If everyone in your family uses the same computer, do not turn off any security software or open any suspicious emails. Never click on embedded links or download attachments of emails from unknown sources. Actions by one computer user could infect the machine for all users.

Do not store credit card information on any website (Amazon, EBay, etc.).  Kids & aging parents should be warned against oversharing personal information on social media. Oversharing addresses, a new family car or a parent’s new job gives identity thieves a window into an extra bit of information they need to impersonate you.

If your computer has a webcam, keep the camera covered with a Post-It note so if an outsider does log into your computer, they cannot see your home through the webcam.  Protect your passwords.  The longer the password, the tougher it is to crack.  Use at least 10 characters; 12 is ideal for most home users.  Mix letters, numbers and special characters.  Try to be unpredictable – don’t use your name, birthdate, pet names or common words.  Don’t use the same password for many accounts.  If it is stolen from you – or from one of the companies with which you do business – it can be used to take over all your accounts.  Don’t share passwords on the phone, in texts or by email.  Legitimate companies will not send you messages asking for your password.  If you get such a message, it’s probably a scam.  Keep your passwords in a secure place, out of plain sight.

Don’t assume ads or emails are from reputable companies.  Check out companies to find out if they are legitimate.  When you’re online, a little research can save you a lot of money and reduce your security risk.  If you see an ad or an offer that looks too good, take a moment to check out the company behind it.  Type the company or product name into your favorite search engine with terms like “review,” “complaint” or “scam.”  If you find bad reviews, you’ll have to decide if the offer is worth the risk.  If you cannot find contact information for the company, take your business and your financial information elsewhere.  Even if a site features an ad for another site doesn’t mean that it endorses the advertised site, or is even familiar with it.

Aging parents may also need assistance for someone to routinely review charges to their credit cards or withdrawals from their financial accounts.  Unused credit cards should be canceled.  An annual review should be made of their credit reports at annualcreditreport.com to ensure no new accounts are being opened by thieves, and reviewing the Social Security Administration account to ensure no excessive income is accruing to their account.

Seniors also are especially vulnerable to scam calls and pressure from fraudsters posing as legitimate organizations, including the Internal Revenue Service, and demanding payment for debts not owed.  The IRS will never make threats of lawsuit or jail or demand that a certain payment method, such as a debit card, be made.

Some simple steps—and a conversation—can help the young and old avoid identity theft schemes and scammers.

Here are a few basic tips to recognize and avoid a phishing email:

  • It contains a link.
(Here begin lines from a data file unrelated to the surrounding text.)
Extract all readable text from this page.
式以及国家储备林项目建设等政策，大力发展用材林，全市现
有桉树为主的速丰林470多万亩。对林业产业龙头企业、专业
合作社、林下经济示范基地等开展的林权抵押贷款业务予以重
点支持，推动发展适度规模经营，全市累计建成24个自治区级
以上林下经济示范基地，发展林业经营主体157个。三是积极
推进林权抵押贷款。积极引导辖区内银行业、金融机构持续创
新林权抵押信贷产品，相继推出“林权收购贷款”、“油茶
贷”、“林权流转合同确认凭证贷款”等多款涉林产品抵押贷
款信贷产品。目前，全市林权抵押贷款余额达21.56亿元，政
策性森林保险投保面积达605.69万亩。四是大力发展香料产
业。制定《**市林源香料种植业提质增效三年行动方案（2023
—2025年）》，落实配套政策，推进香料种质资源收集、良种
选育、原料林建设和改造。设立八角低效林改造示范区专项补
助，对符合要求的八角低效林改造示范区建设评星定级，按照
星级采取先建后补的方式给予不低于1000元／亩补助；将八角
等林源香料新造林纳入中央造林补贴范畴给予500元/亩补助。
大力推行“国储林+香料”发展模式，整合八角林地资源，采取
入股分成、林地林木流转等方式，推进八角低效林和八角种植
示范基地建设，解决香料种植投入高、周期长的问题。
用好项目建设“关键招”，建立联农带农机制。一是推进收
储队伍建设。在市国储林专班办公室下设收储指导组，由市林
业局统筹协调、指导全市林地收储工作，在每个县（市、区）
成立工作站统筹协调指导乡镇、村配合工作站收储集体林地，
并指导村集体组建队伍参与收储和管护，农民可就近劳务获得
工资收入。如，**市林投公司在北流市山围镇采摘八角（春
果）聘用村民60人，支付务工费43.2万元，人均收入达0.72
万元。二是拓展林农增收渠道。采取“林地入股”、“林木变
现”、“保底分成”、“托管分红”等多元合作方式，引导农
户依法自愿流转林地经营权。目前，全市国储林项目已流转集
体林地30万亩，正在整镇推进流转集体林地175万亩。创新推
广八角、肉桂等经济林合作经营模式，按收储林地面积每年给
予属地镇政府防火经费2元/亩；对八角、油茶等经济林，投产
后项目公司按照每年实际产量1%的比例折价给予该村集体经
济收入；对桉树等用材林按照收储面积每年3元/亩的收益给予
Scammers often pose as the IRS, financial institutions, credit card companies or even tax companies or software providers.  They may claim they need you to update your account or ask you to change a password.  The email offers a link to a spoofing site that may look similar to the legitimate official website.  Do not click on the link.  If in doubt, go directly to the legitimate website and access your account.
  • It contains an attachment. Another option for scammers is to include an attachment to the email.  This attachment may be infected with malware that can download malicious software onto your computer without your knowledge.  If it’s spyware, it can track your keystrokes to obtain information about your passwords, Social Security number, credit cards or other sensitive data.  Do not open attachments from sources unknown to you.
  • It’s from a government agency. Scammers attempt to frighten people into opening email links by posing as government agencies.  Thieves often try to imitate the IRS and other government agencies.
  • It’s an “off” email from a friend. Scammers also hack email accounts and try to leverage the stolen email addresses.  You may receive an email from a “friend” that just doesn’t seem right.  It may be missing a subject for the subject line or contain odd requests or language.  If it seems off, avoid it and do not click on any links.  You may want to call your friend and see if they sent you an email.
  • It has a lookalike URL. The questionable email may try to trick you with the URL.  For example, instead of irs.gov, it may be a false lookalike such as www.irs.gov.maliciousname.com.  You can place your cursor over the text to view a pop-up of the real URL.
  • Use security features. Your browser and email provider generally will have anti-spam and phishing features.  Make sure you use all of your security software features.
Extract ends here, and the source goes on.